Money is just one idol. You might ask yourself if there are others.

The really alarming message from Samuel’s people is that they want to be “like other nations.” Wrapped up in this request for a king is also a willingness, it seems, to sacrifice the distinctive and defining character of covenant identity that has been so important through the ages. They are the people of God, God’s chosen, and a light to the nations. Their request for a king is rooted in a desire for a more traditional identity, to be like the others, to assimilate to a certain degree.

And the problem with assimilation is that it runs the risk of robbing a community of its ability to offer a meaningful alternative to the ways of the world around it. What prophetic word will they have to offer, what word of hope, when they have surrendered their ideals for the sake of conforming?

This too is a question for Christians to think about. If we are as honest in writing our modern history as the ancient Israelites were with theirs we would admit that the biggest divide between us, bigger than any social issue, is related to this very issue.

Half of Christendom is convinced that the other has watered down the faith to the point of being totally devoid of any particular truth claims because it is afraid of offending anyone who may, and certainly has the right, to disagree. The other half sees the first as owning a faith that is so rigid and dogmatic that its essentially turned its God and its dogma into the same idol, robbing God of any beauty, dynamism, and love all for the sake of being able to cling to some clarity and control.

The one side is accused of assimilating too much and the other not at all.

Which is the faithful way? Which is more in line with what the Spirit of God is doing in the world and in God’s people?

It is interesting that this is our question now given how not knowing the answer to it seems to be the downfall of both the scribes and the family of Jesus in our gospel text for the day.   Jesus has been engaged in some radical ministry. He’s called and people have suddenly followed. He’s cast out unclean spirits. He’s taught with authority in the synagogue. He’s cured lepers. He’s forgiven sins; he’s embraced sinners; and he’s healed on the Sabbath. He’s caused a fuss, and now that’s he’s back home a crowd has surrounded him. His family wants to reel him in; they think he’s crazy. The scribes want to shut him up; they think he’s possessed.

And Jesus tells them that the one unforgivable sin is blaspheming against the Spirit; it is not knowing the difference between what is “of God” and what is not. His family thinks they are doing the right thing; the scribes think they are doing the faithful thing, but what they are really doing is the safe thing. They are conforming, and in their conformity they have lost the kind of religion that keeps their hearts and minds open.

I have to tell you, I believe that Jesus is intentionally overstating his case. I don’t think there is such a thing as an unforgivable sin.
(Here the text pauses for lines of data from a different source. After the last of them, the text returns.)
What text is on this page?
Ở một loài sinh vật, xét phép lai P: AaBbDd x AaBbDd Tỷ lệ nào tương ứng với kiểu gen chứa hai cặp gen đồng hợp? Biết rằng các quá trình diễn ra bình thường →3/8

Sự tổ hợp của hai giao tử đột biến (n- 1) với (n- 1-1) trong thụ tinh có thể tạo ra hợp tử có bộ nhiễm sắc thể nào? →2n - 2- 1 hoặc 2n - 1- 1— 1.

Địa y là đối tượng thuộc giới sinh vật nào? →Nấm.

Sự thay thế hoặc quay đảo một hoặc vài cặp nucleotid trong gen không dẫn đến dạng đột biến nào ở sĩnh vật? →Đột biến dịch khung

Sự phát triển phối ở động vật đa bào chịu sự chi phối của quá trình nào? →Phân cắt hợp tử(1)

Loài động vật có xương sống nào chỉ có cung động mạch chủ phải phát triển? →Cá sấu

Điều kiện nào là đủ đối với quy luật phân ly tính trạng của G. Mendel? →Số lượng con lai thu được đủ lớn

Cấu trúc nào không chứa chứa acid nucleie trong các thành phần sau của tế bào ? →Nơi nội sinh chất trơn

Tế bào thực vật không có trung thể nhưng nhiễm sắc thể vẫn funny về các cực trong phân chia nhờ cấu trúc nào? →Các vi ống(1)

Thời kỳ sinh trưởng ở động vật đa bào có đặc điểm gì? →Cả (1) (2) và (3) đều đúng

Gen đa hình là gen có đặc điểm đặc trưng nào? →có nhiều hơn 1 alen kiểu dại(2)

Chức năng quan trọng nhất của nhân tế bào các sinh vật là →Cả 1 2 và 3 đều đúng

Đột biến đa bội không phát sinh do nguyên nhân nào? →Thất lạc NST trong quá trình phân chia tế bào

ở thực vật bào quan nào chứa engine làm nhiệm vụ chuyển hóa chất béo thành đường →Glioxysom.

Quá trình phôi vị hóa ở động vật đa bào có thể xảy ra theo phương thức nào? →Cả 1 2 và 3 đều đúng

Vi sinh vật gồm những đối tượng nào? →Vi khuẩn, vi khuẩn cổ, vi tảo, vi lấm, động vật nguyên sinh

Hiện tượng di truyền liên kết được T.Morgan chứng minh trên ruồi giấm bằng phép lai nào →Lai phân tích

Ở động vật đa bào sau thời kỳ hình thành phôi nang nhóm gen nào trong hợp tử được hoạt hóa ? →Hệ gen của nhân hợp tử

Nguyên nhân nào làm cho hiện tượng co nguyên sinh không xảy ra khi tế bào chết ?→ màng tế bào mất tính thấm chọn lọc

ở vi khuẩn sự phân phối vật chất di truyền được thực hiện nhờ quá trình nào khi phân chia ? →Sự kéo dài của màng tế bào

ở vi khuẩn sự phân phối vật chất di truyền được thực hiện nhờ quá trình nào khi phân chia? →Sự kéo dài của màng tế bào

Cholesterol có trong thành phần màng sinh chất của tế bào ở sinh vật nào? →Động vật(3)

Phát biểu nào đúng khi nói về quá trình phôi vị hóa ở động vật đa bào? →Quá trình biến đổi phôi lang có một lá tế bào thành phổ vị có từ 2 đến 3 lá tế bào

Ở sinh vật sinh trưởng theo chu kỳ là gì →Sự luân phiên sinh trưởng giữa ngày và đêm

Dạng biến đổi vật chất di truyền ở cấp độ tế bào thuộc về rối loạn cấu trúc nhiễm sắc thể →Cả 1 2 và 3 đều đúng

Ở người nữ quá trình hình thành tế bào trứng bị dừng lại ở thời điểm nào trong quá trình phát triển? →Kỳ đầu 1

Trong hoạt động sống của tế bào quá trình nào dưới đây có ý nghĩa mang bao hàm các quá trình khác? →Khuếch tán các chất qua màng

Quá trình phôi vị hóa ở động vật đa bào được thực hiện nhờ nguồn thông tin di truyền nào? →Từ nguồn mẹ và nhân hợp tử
But, he calls it that it to make a point, to impress upon them the significance of this particular sin – not because of its punishments, but because of its consequences, because of what it turns people into. After all, what’s worse, what’s more empty and unpleasant, than a religious person who as forgotten the love of God.

I think that Jesus is overstating his case because discerning between the ways of God and the ways of the world remains a tension for us all. None of us is perfect at it and when we get too close we run the risk of worshiping our own perfection, our own notions of what being truly faithful are. Thomas Merton who, among other things, was a great peace advocate applies this principle even to peace. I love these words. He says, “So instead of loving what you think is peace, love other men and love God above all. And instead of hating the people you think are warmakers, hate the appetites and the disorder in your own soul, which are the causes of war. If you love peace, then hate injustice, hate tyranny, hate greed – but hate these things in yourself, not in another.”

The ways of the Spirit, the ways of God, are out there and visible in the world. God is alive and active. But, to see it, to discern it, we need to let the Spirit have her way in our hearts and in our minds. I can’t think of anything more beautiful or more powerful than a group of people who have learned to do that together.